You are viewing a plain text version of this content. The canonical link for it is here.
Posted to issues@hbase.apache.org by "Wellington Chevreuil (Jira)" <ji...@apache.org> on 2024/04/25 09:20:00 UTC

[jira] [Assigned] (HBASE-28533) Region split failure due to region quota limit leaves Hmaster's in memory state for the region in SPLITTING after procedure rollback

     [ https://issues.apache.org/jira/browse/HBASE-28533?page=com.atlassian.jira.plugin.system.issuetabpanels:all-tabpanel ]

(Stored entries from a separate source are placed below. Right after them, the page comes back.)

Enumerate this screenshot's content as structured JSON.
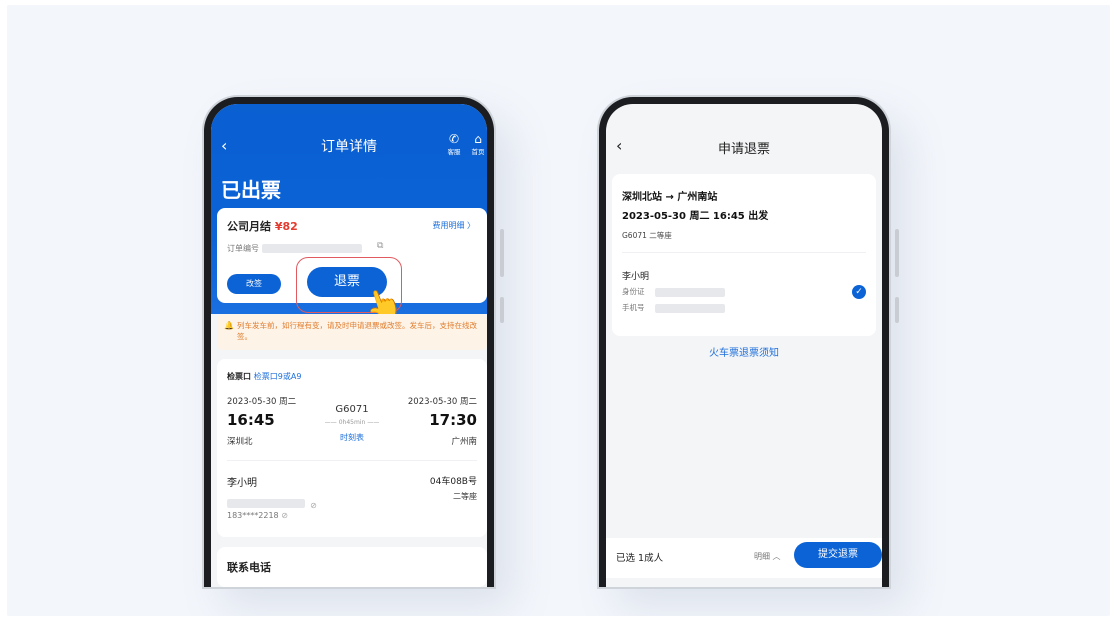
{
  "left_phone": {
    "nav": {
      "back_icon": "‹",
      "title": "订单详情",
      "service_label": "客服",
      "service_icon": "✆",
      "home_label": "首页",
      "home_icon": "⌂"
    },
    "status": "已出票",
    "payment_card": {
      "title": "公司月结",
      "amount": "¥82",
      "fee_detail_link": "费用明细 〉",
      "order_no_label": "订单编号",
      "change_button": "改签",
      "refund_button": "退票"
    },
    "notice": "列车发车前，如行程有变，请及时申请退票或改签。发车后，支持在线改签。",
    "trip_card": {
      "gate_label": "检票口",
      "gate_value": "检票口9或A9",
      "depart_date": "2023-05-30 周二",
      "depart_time": "16:45",
      "depart_station": "深圳北",
      "train_no": "G6071",
      "duration": "0h45min",
      "timetable_link": "时刻表",
      "arrive_date": "2023-05-30 周二",
      "arrive_time": "17:30",
      "arrive_station": "广州南",
      "passenger_name": "李小明",
      "seat": "04车08B号",
      "seat_class": "二等座",
      "phone": "183****2218",
      "eye_icon": "⊘"
    },
    "contact_title": "联系电话"
  },
  "right_phone": {
    "nav": {
      "back_icon": "‹",
      "title": "申请退票"
    },
    "route": "深圳北站 → 广州南站",
    "datetime": "2023-05-30 周二 16:45 出发",
    "train_class": "G6071 二等座",
    "passenger_name": "李小明",
    "id_label": "身份证",
    "phone_label": "手机号",
    "check_icon": "✓",
    "refund_notice_link": "火车票退票须知",
    "selected": "已选 1成人",
    "detail_toggle": "明细 ︿",
    "submit_button": "提交退票"
  }
}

Wellington Chevreuil reassigned HBASE-28533:
--------------------------------------------

    Assignee: Daniel Roudnitsky

> Region split failure due to region quota limit leaves Hmaster's in memory state for the region in SPLITTING after procedure rollback
> ------------------------------------------------------------------------------------------------------------------------------------
>
>                 Key: HBASE-28533
>                 URL: https://issues.apache.org/jira/browse/HBASE-28533
>             Project: HBase
>          Issue Type: Bug
>          Components: Region Assignment
>         Environment: Tested on HBase Version 2.5.8 and latest master branch 
>            Reporter: Daniel Roudnitsky
>            Assignee: Daniel Roudnitsky
>            Priority: Major
>
> When a SplitTableRegionProcedure is run for a region whose namespace is at its maximum region quota limit, the split procedure will fail and rollback, and Hmaster's in memory RegionStateNode for the region is left in a SPLITTING state. Hmaster will then refuse to start any subsequent merge/split/move procedures for that region because it believes the region is not OPEN, until it is restarted and the in memory record of region states is reset.
> In the first step of the split procedure SPLIT_TABLE_REGION_PREPARE the parent region's RegionStateNode state is set to SPLITTING, and the transition is not written to the meta table. In the next step SPLIT_TABLE_REGION_PRE_OPERATION the region quota check is done, QuotaExceededException is thrown and the procedure ends in ROLLEDBACK state without reverting the RegionStateNode back to OPEN state. Hmaster is left believing the region is in a SPLITTING state according to its in memory RegionStates, while the region is still online on the assigned region server and according to meta.
> To reproduce in HBase shell:
> {code:java}
> > create_namespace 'test_ns', {'hbase.namespace.quota.maxregions'=> 2}
> > create 'test_ns:test_table', 'f1', {NUMREGIONS => 2, SPLITALGO => 'UniformSplit'}
> > region_a = <first region from list_regions 'test_ns:test_table'>
> > region_b = <second region from list_regions 'test_ns:test_table'>
> > split region_a, 'x'
> # HMaster will report: 
> pid=405, state=ROLLEDBACK, exception=org.apache.hadoop.hbase.quotas.QuotaExceededException via master-split-regions:org.apache.hadoop.hbase.quotas.QuotaExceededException: Region split not possible for :<region_a> as quota limits are exceeded ; SplitTableRegionProcedure table=test_ns:test_table, parent=...
> > merge_region region_a, region_b
> ERROR: org.apache.hadoop.hbase.exceptions.MergeRegionException: org.apache.hadoop.hbase.client.DoNotRetryRegionException: <region_a> is not OPEN; state=SPLITTING
> > stop_master # trigger hmaster failover 
> > merge_region region_a, region_b # merge now succeeds {code}



--
This message was sent by Atlassian Jira
(v8.20.10#820010)